Analyse

RIP DavidsTea

Herschel Segal a repris le contrôle du conseil d’administration de DavidsTea et savez-vous quoi ? Ça ne changera rien à la réalité : ce n’est pas la direction, le problème, mais le modèle d’affaires. La société DavidsTea est condamnée à vivre une longue phase terminale. Au lieu de répondre à une demande, on a tenté de la créer. On a voulu copier le marché du café : imposer le thé comme produit haut de gamme au quotidien des Américains. L’Amérique n’est peut-être pas prête à faire vivre un Starbucks du thé.

Le consommateur ne semble pas voir suffisamment la valeur du produit pour accepter la prime sur le prix demandée par DavidsTea. Surtout, veut-il payer autant de coûts fixes au niveau de la distribution pour un produit majoritairement en vrac et à consommer à la maison ?

Les états financiers parlent d’eux-mêmes

Jacques Fortin, professeur retraité de HEC Montréal, le mentionnait souvent dans ses cours : consulter un rapport annuel, c’est comme lire une histoire. L’histoire de DavidsTea est dans ses états financiers. Les résultats annuels de 2016 à 2018 nous montrent que la marge brute est passée de 52,8 % à 50,2 % pour finalement descendre à 47,9 % en 2018. Le récit est simple : on a augmenté le volume du chiffre d’affaires avec les points de vente supplémentaires. Par contre, on a dû faire moins de marge pour réussir à vendre les stocks. En 2017 et 2018, la marge opérationnelle a même été négative, si bien qu’en 2018, on a généré une perte d’exploitation de 24,7 millions et une perte nette de 28,5 millions.

La « réali-thé » ? La consommation de thé est en croissance dans le marché, mais au-delà du marché du cadeau ou de l’achat spontané, l’achat de thé en vrac peut se faire à l’épicerie pour une fraction du prix. 

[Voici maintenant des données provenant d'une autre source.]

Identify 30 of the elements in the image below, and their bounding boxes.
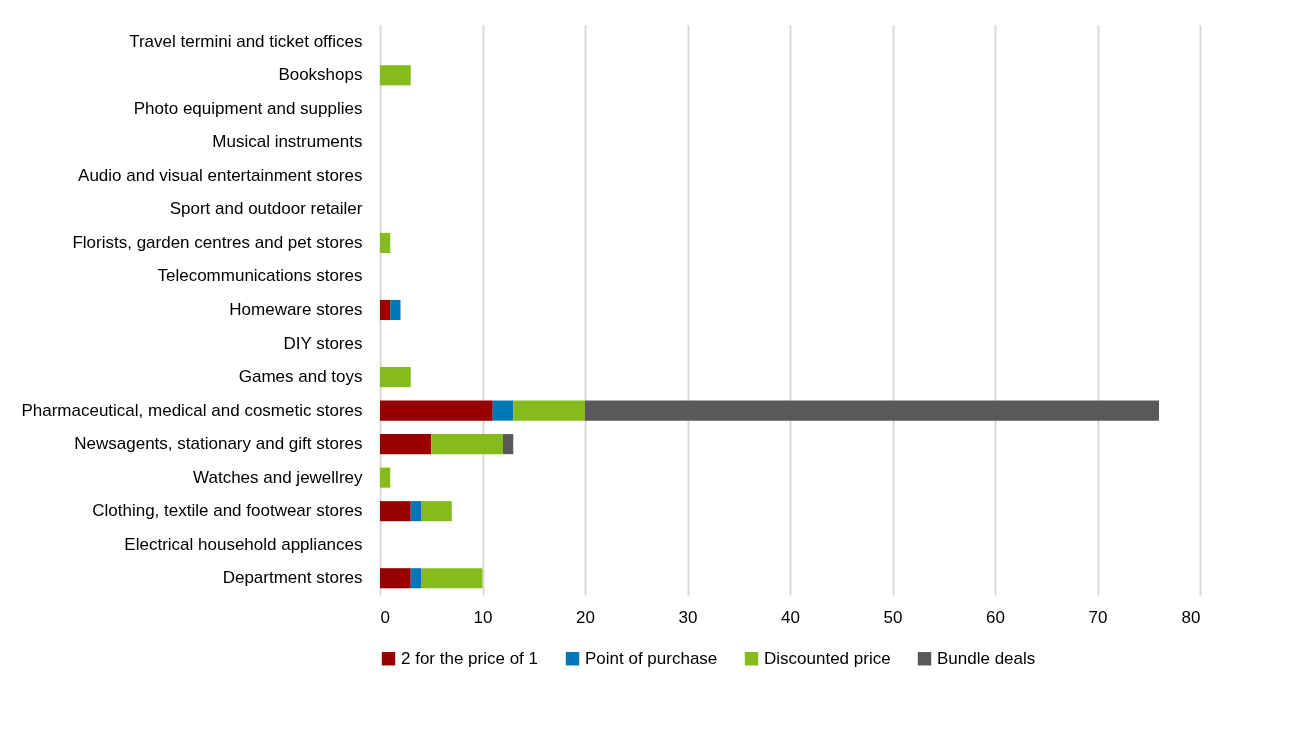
y-tick-label: Bookshops [278,65,363,85]
legend-label: 2 for the price of 1 [401,648,539,668]
x-tick-label: 10 [473,607,493,627]
y-tick-label: Games and toys [238,367,363,387]
x-tick-label: 40 [781,607,800,627]
legend-label: Discounted price [764,648,891,668]
legend-label: Bundle deals [937,648,1036,668]
x-tick-label: 80 [1181,607,1201,627]
y-tick-label: Electrical household appliances [124,534,363,554]
y-tick-label: Florists, garden centres and pet stores [72,232,363,252]
y-tick-label: Telecommunications stores [157,266,363,286]
x-tick-label: 70 [1088,607,1108,627]
y-tick-label: Newsagents, stationary and gift stores [74,434,363,454]
x-tick-label: 50 [883,607,903,627]
x-tick-label: 30 [678,607,698,627]
x-tick-label: 20 [576,607,595,627]
y-tick-label: Musical instruments [212,132,363,152]
x-tick-label: 60 [986,607,1005,627]
y-tick-label: Sport and outdoor retailer [169,199,363,219]
y-tick-label: Pharmaceutical, medical and cosmetic stores [21,400,363,420]
y-tick-label: Watches and jewellrey [193,467,363,487]
y-tick-label: DIY stores [283,333,363,353]
y-tick-label: Department stores [222,568,363,588]
legend-label: Point of purchase [585,648,718,668]
y-tick-label: Audio and visual entertainment stores [78,165,363,185]
x-tick-label: 0 [380,607,390,627]
y-tick-label: Travel termini and ticket offices [129,31,363,51]
y-tick-label: Clothing, textile and footwear stores [92,501,363,521]
y-tick-label: Photo equipment and supplies [133,98,363,118]
y-tick-label: Homeware stores [229,300,363,319]
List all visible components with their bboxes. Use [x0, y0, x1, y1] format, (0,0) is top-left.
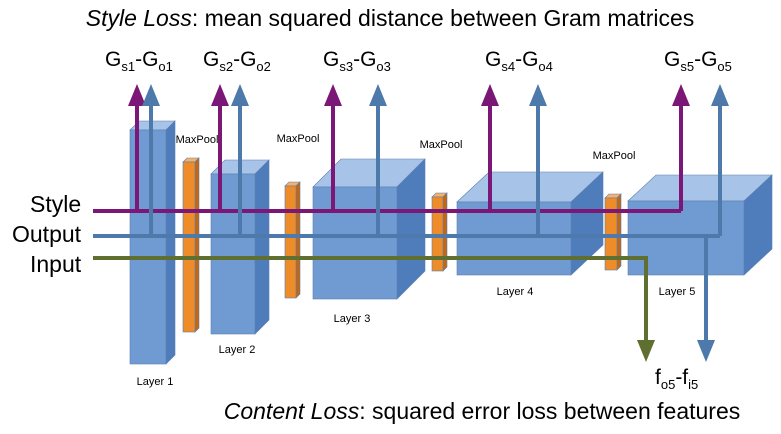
output-gram-arrowhead-3 — [369, 84, 387, 106]
input-line — [93, 256, 648, 340]
output-gram-arrowhead-4 — [529, 84, 547, 106]
style-loss-description: : mean squared distance between Gram mat… — [192, 5, 694, 31]
layer-1-label: Layer 1 — [137, 376, 174, 388]
style-gram-arrowhead-5 — [672, 84, 690, 106]
maxpool-2-block-side — [295, 181, 301, 299]
layer-2-block — [210, 159, 270, 335]
layer-2-block-front — [210, 173, 256, 335]
gram-label-3: Gs3-Go3 — [323, 48, 391, 74]
layer-4-label: Layer 4 — [497, 286, 534, 298]
layer-4-block-front — [456, 201, 572, 276]
style-gram-arrowhead-2 — [211, 84, 229, 106]
layer-3-block-front — [312, 186, 398, 300]
gram-label-4: Gs4-Go4 — [485, 48, 553, 74]
maxpool-4-label: MaxPool — [593, 150, 636, 162]
layer-2-label: Layer 2 — [219, 344, 256, 356]
layer-2-block-side — [254, 159, 270, 335]
output-gram-arrowhead-1 — [142, 84, 160, 106]
style-gram-arrowhead-4 — [481, 84, 499, 106]
layer-5-block — [627, 174, 773, 276]
layer-1-block-side — [165, 120, 176, 365]
gram-labels: Gs1-Go1 Gs2-Go2 Gs3-Go3 Gs4-Go4 Gs5-Go5 — [105, 48, 732, 74]
signal-lines — [93, 84, 729, 362]
content-loss-title: Content Loss: squared error loss between… — [224, 398, 741, 424]
maxpool-1-block-front — [182, 161, 196, 333]
style-input-label: Style — [30, 191, 81, 217]
style-loss-title: Style Loss: mean squared distance betwee… — [86, 5, 695, 31]
input-line-arrowhead — [637, 340, 655, 362]
maxpool-1-label: MaxPool — [176, 134, 219, 146]
gram-label-1: Gs1-Go1 — [105, 48, 173, 74]
content-loss-term: Content Loss — [224, 398, 360, 424]
content-loss-description: : squared error loss between features — [359, 398, 740, 424]
maxpool-2-label: MaxPool — [277, 133, 320, 145]
feature-difference-label: fo5-fi5 — [655, 366, 698, 392]
layer-3-block — [312, 158, 426, 300]
gram-label-2: Gs2-Go2 — [203, 48, 271, 74]
maxpool-1-block — [182, 157, 200, 333]
style-gram-arrowhead-3 — [324, 84, 342, 106]
maxpool-1-block-side — [194, 157, 200, 333]
maxpool-3-label: MaxPool — [420, 139, 463, 151]
gram-label-5: Gs5-Go5 — [664, 48, 732, 74]
layer-4-block — [456, 171, 604, 276]
maxpool-2-block — [284, 181, 301, 299]
layer-5-label: Layer 5 — [659, 286, 696, 298]
input-label: Input — [30, 251, 82, 277]
maxpool-2-block-front — [284, 185, 297, 299]
layer-3-label: Layer 3 — [334, 313, 371, 325]
output-gram-arrowhead-5 — [711, 84, 729, 106]
output-gram-arrowhead-2 — [231, 84, 249, 106]
style-loss-term: Style Loss — [86, 5, 193, 31]
style-gram-arrowhead-1 — [128, 84, 146, 106]
layer-stack: Layer 1 Layer 2 Layer 3 Layer 4 Layer 5 — [129, 120, 773, 388]
output-input-label: Output — [12, 221, 82, 247]
output-feature-arrowhead — [697, 340, 715, 362]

D’ailleurs, l’offre en épicerie s’améliore tellement que des produits plus haut de gamme en vrac viennent jouer dans les platebandes des traditionnels thés en sachets. Starbucks a eu le bon réflexe, c’est-à-dire mettre à mort les boutiques Teavana pour en intégrer les produits dans ses points de vente de café où la rentabilité est déjà démontrée. En 2017, on annonçait la fermeture de 379 boutiques Teavana.

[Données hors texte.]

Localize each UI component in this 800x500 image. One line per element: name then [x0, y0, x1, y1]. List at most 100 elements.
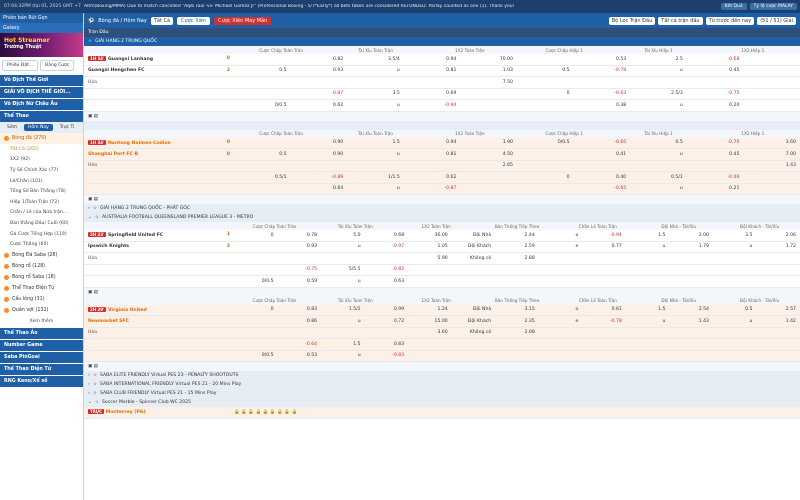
star-icon[interactable]: ☆	[92, 373, 97, 378]
odds-cell[interactable]: 0.45	[729, 68, 740, 74]
odds-cell[interactable]: 0.63	[393, 278, 405, 284]
sub-item[interactable]: Tổng Số Bàn Thắng (78)	[10, 189, 66, 195]
odds-cell[interactable]: Đội Nhà	[472, 232, 492, 238]
galaxy-link[interactable]: Galaxy	[0, 23, 83, 33]
odds-cell[interactable]: 0	[270, 232, 274, 238]
compact-version-link[interactable]: Phiên bản Rút Gọn	[0, 13, 83, 23]
odds-cell[interactable]: -0.64	[305, 341, 318, 347]
odds-cell[interactable]: u	[679, 102, 683, 108]
odds-cell[interactable]: 3.15	[524, 307, 535, 313]
sub-item[interactable]: Bàn thắng Đầu/ Cuối (60)	[10, 220, 69, 226]
sidebar-bottom-1[interactable]: Number Game	[0, 339, 83, 351]
odds-cell[interactable]: 0.41	[615, 151, 627, 157]
odds-cell[interactable]: 3.60	[437, 330, 448, 336]
odds-cell[interactable]: 1.5/2	[348, 307, 361, 313]
sidebar-head-2[interactable]: Vô Địch Nữ Châu Âu	[0, 99, 83, 110]
odds-cell[interactable]: 36.00	[434, 232, 448, 238]
odds-cell[interactable]: e	[575, 244, 579, 250]
star-icon[interactable]: ☆	[92, 391, 97, 396]
odds-cell[interactable]: 5/5.5	[348, 267, 361, 273]
odds-cell[interactable]: 0.82	[332, 56, 344, 62]
sport-item[interactable]: Thể Thao Điện Tử	[0, 283, 83, 294]
odds-cell[interactable]: -0.87	[444, 186, 457, 192]
odds-cell[interactable]: 3.60	[785, 140, 796, 146]
sub-item[interactable]: Lẻ/Chẵn (101)	[10, 178, 43, 184]
team-cell[interactable]: Guangzi Hengchen FC 2	[84, 68, 234, 73]
odds-cell[interactable]: 0.40	[615, 174, 627, 180]
odds-cell[interactable]: 1.5	[353, 341, 361, 347]
odds-cell[interactable]: 2.54	[698, 307, 709, 313]
odds-cell[interactable]: 0.93	[306, 244, 318, 250]
team-cell[interactable]: Newmarket SFC	[84, 319, 234, 324]
odds-cell[interactable]: u	[396, 102, 400, 108]
odds-cell[interactable]: -0.70	[727, 140, 740, 146]
odds-cell[interactable]: 5.0	[353, 232, 361, 238]
odds-cell[interactable]: u	[662, 318, 666, 324]
odds-cell[interactable]: 1.79	[698, 244, 709, 250]
odds-cell[interactable]: 0/0.5	[274, 102, 287, 108]
odds-cell[interactable]: o	[575, 232, 579, 238]
sidebar-head-3[interactable]: Thể Thao	[0, 111, 83, 122]
league-header[interactable]: › ☆ SABA INTERNATIONAL FRIENDLY Virtual PE…	[84, 380, 800, 389]
odds-cell[interactable]: 3.5	[392, 91, 400, 97]
results-button[interactable]: Kết Quả	[720, 3, 747, 10]
time-select[interactable]: Từ trước đến nay	[705, 16, 755, 25]
sub-item[interactable]: 1X2 (92)	[10, 157, 30, 163]
odds-cell[interactable]: -0.75	[305, 267, 318, 273]
team-cell[interactable]: Hòa	[84, 330, 234, 335]
odds-cell[interactable]: 0.72	[393, 318, 405, 324]
odds-cell[interactable]: 1.5	[392, 140, 400, 146]
betslip-tab[interactable]: Phiếu Đặt...	[2, 60, 39, 71]
team-cell[interactable]: Hòa	[84, 256, 234, 261]
odds-cell[interactable]: e	[575, 318, 579, 324]
odds-cell[interactable]: -0.94	[444, 102, 457, 108]
odds-cell[interactable]: u	[679, 186, 683, 192]
odds-cell[interactable]: 0/0.5	[261, 278, 274, 284]
odds-cell[interactable]: 1.5	[658, 232, 666, 238]
team-cell[interactable]: Shanghai Port FC B 0	[84, 152, 234, 157]
odds-cell[interactable]: 2.88	[524, 255, 535, 261]
odds-cell[interactable]: o	[575, 307, 579, 313]
odds-cell[interactable]: -0.46	[727, 174, 740, 180]
odds-cell[interactable]: 0.59	[306, 278, 318, 284]
odds-cell[interactable]: u	[396, 151, 400, 157]
odds-cell[interactable]: 0.86	[306, 318, 318, 324]
odds-cell[interactable]: 2.44	[524, 232, 535, 238]
odds-cell[interactable]: u	[749, 318, 753, 324]
league-header[interactable]: ☆ GIẢI HẠNG 2 TRUNG QUỐC	[84, 37, 800, 46]
odds-cell[interactable]: 0/0.5	[261, 353, 274, 359]
odds-cell[interactable]: 2.5/3	[671, 91, 683, 97]
odds-cell[interactable]: u	[679, 68, 683, 74]
odds-cell[interactable]: 1.43	[785, 163, 796, 169]
odds-cell[interactable]: u	[396, 186, 400, 192]
team-cell[interactable]: Hòa	[84, 163, 234, 168]
star-icon[interactable]: ☆	[94, 400, 99, 405]
odds-cell[interactable]: 0.5	[279, 151, 287, 157]
odds-cell[interactable]: -0.65	[614, 186, 627, 192]
odds-cell[interactable]: 0/0.5	[557, 140, 570, 146]
sub-item[interactable]: Tỷ Số Chính Xác (77)	[10, 167, 59, 173]
odds-cell[interactable]: -0.63	[614, 91, 627, 97]
odds-cell[interactable]: u	[357, 244, 361, 250]
statement-tab[interactable]: Bảng Cược	[40, 60, 75, 71]
odds-cell[interactable]: Đội Khách	[467, 318, 492, 324]
odds-cell[interactable]: 0.45	[729, 151, 740, 157]
odds-cell[interactable]: 0	[566, 174, 570, 180]
odds-cell[interactable]: 2.57	[785, 307, 796, 313]
see-more-link[interactable]: Xem thêm	[29, 318, 54, 324]
sidebar-bottom-3[interactable]: Thể Thao Điện Tử	[0, 363, 83, 375]
league-count-select[interactable]: (51 / 51) Giải	[757, 16, 796, 25]
star-icon[interactable]: ☆	[88, 39, 93, 44]
sub-item[interactable]: Chẵn / Lẻ của Nửa trận...	[10, 210, 68, 216]
odds-cell[interactable]: 0.20	[729, 102, 740, 108]
odds-cell[interactable]: 0.94	[446, 140, 457, 146]
team-cell[interactable]: 2H 29' Virginia United	[84, 306, 234, 313]
star-icon[interactable]: ☆	[92, 382, 97, 387]
team-cell[interactable]: 1H 34' Guangxi Lanhang 0	[84, 56, 234, 62]
odds-cell[interactable]: 0.53	[615, 56, 627, 62]
sidebar-bottom-4[interactable]: RNG Keno/Xổ số	[0, 375, 83, 387]
odds-cell[interactable]: 0.5	[675, 140, 683, 146]
odds-cell[interactable]: Không có	[469, 330, 492, 336]
odds-cell[interactable]: 0.77	[611, 244, 622, 250]
team-cell[interactable]: 2H 23' Springfield United FC 1	[84, 232, 234, 238]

Le titre de DavidsTea a perdu 42 % en Bourse depuis un an. Qui plus est, le titre a perdu 87 % de sa valeur boursière depuis son entrée sur la Bourse NASDAQ en 2015. En trois ans, le NASDAQ est passé d’une valeur autour de 5000 points à environ 7673 points : une hausse de plus de 50 %. C’est dire à quel point l’investissement dans DavidsTea s’est avéré un coût de renonciation énorme pour les investisseurs.

Aucun culte du barista

Ce qui nous attire au café du coin, c’est la machine de 240 volts qu’il serait impossible de posséder à la maison pour des raisons financières. Le café à 4 $ a donc une plus-value importante. On s’attache au barista, on le regarde accomplir le rite du lait dans le café latté, on goûte la différence. Tout cela génère un attachement à la marque, au lieu et aux produits. Commander un thé à 4 $ chez DavidsTea, c’est voir un employé verser de l’eau chaude dans une tasse. Rien de magique, rien de spectaculaire, rien d’inaccessible à la maison. DavidsTea n’a pas de barista ni d’équipement qui incitent le consommateur à entrer quotidiennement dans une boutique. 

Le café a réussi ce tour de force : créer une fréquence, une habitude et une fidélisation quotidienne de la clientèle.

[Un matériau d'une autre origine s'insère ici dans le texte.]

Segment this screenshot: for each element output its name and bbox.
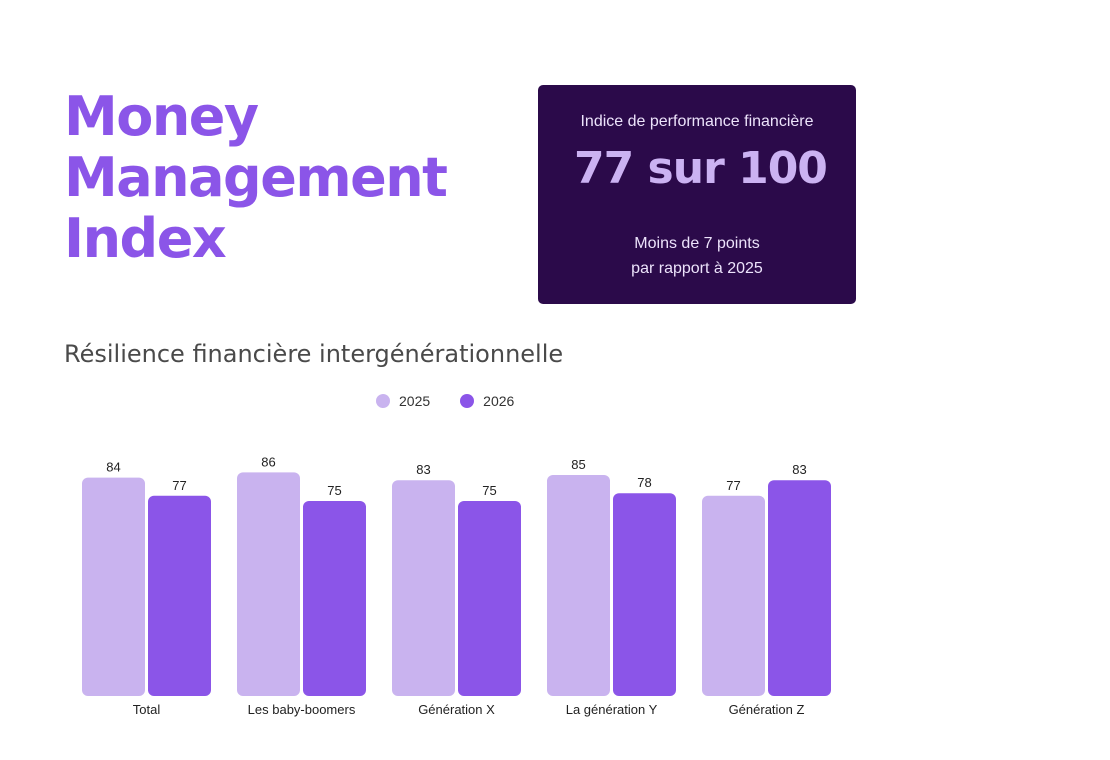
bar-2026: [613, 493, 676, 696]
category-label: Total: [133, 702, 161, 717]
main-title: Money Management Index: [64, 85, 448, 270]
data-label: 75: [482, 483, 496, 498]
category-label: Génération X: [418, 702, 495, 717]
score-card: Indice de performance financière 77 sur …: [538, 85, 856, 304]
legend-item-2025: 2025: [376, 393, 430, 409]
bar-2025: [702, 495, 765, 696]
bar-2026: [303, 501, 366, 696]
data-label: 83: [416, 462, 430, 477]
main-title-line-3: Index: [64, 207, 227, 270]
legend-item-2026: 2026: [460, 393, 514, 409]
legend-label-2026: 2026: [483, 393, 515, 409]
bar-2025: [547, 475, 610, 696]
score-note-line-1: Moins de 7 points: [634, 235, 760, 252]
bar-2025: [392, 480, 455, 696]
data-label: 86: [261, 454, 275, 469]
category-label: Les baby-boomers: [248, 702, 356, 717]
score-note: Moins de 7 points par rapport à 2025: [538, 231, 856, 281]
score-label: Indice de performance financière: [580, 113, 814, 130]
legend-swatch-2026: [460, 394, 475, 408]
chart-legend: 2025 2026: [376, 393, 544, 409]
bar-2025: [82, 477, 145, 696]
bar-group: 83 75 Génération X: [392, 462, 521, 717]
bar-group: 85 78 La génération Y: [547, 457, 676, 717]
data-label: 84: [106, 460, 120, 475]
bar-group: 84 77 Total: [82, 460, 211, 717]
bar-group: 86 75 Les baby-boomers: [237, 454, 366, 717]
data-label: 85: [571, 457, 585, 472]
data-label: 78: [637, 475, 651, 490]
main-title-line-2: Management: [64, 146, 448, 209]
chart-title: Résilience financière intergénérationnel…: [64, 340, 564, 368]
bar-group: 77 83 Génération Z: [702, 462, 831, 717]
score-value: 77 sur 100: [574, 143, 828, 194]
data-label: 75: [327, 483, 341, 498]
category-label: La génération Y: [566, 702, 658, 717]
data-label: 77: [726, 478, 740, 493]
bar-2026: [148, 495, 211, 696]
legend-swatch-2025: [376, 394, 390, 408]
legend-label-2025: 2025: [399, 393, 431, 409]
bar-chart: 84 77 Total 86 75 Les baby-boomers 83 75 Générat…: [82, 454, 831, 717]
score-note-line-2: par rapport à 2025: [631, 260, 763, 277]
bar-2026: [768, 480, 831, 696]
bar-2026: [458, 501, 521, 696]
bar-2025: [237, 472, 300, 696]
data-label: 83: [792, 462, 806, 477]
data-label: 77: [172, 478, 186, 493]
category-label: Génération Z: [729, 702, 805, 717]
main-title-line-1: Money: [64, 85, 259, 148]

La place de DavidsTea était peut-être en épicerie ou dans un nombre limité de boutiques. Je me suis toujours dit que le modèle d’affaires du thé était de le faire vendre par les autres. Avoir quelques boutiques phares et signer des partenariats avec un réseau de distribution (restaurants, boutiques, épiceries, etc.) est peut-être une stratégie moins spectaculaire, mais moins lourde sur les finances que des baux dans les centres commerciaux. C’est d’ailleurs ce que Camellia Sinensis a bien compris : une croissance organique et lente est peut-être un modèle d’affaires plus logique à long terme. Parce que dans le marché du thé, il faut aussi laisser le temps au client d’infuser au lieu de l’ébouillanter à coup d’éclairage et de turquoise. Repose en paix, DavidsTea.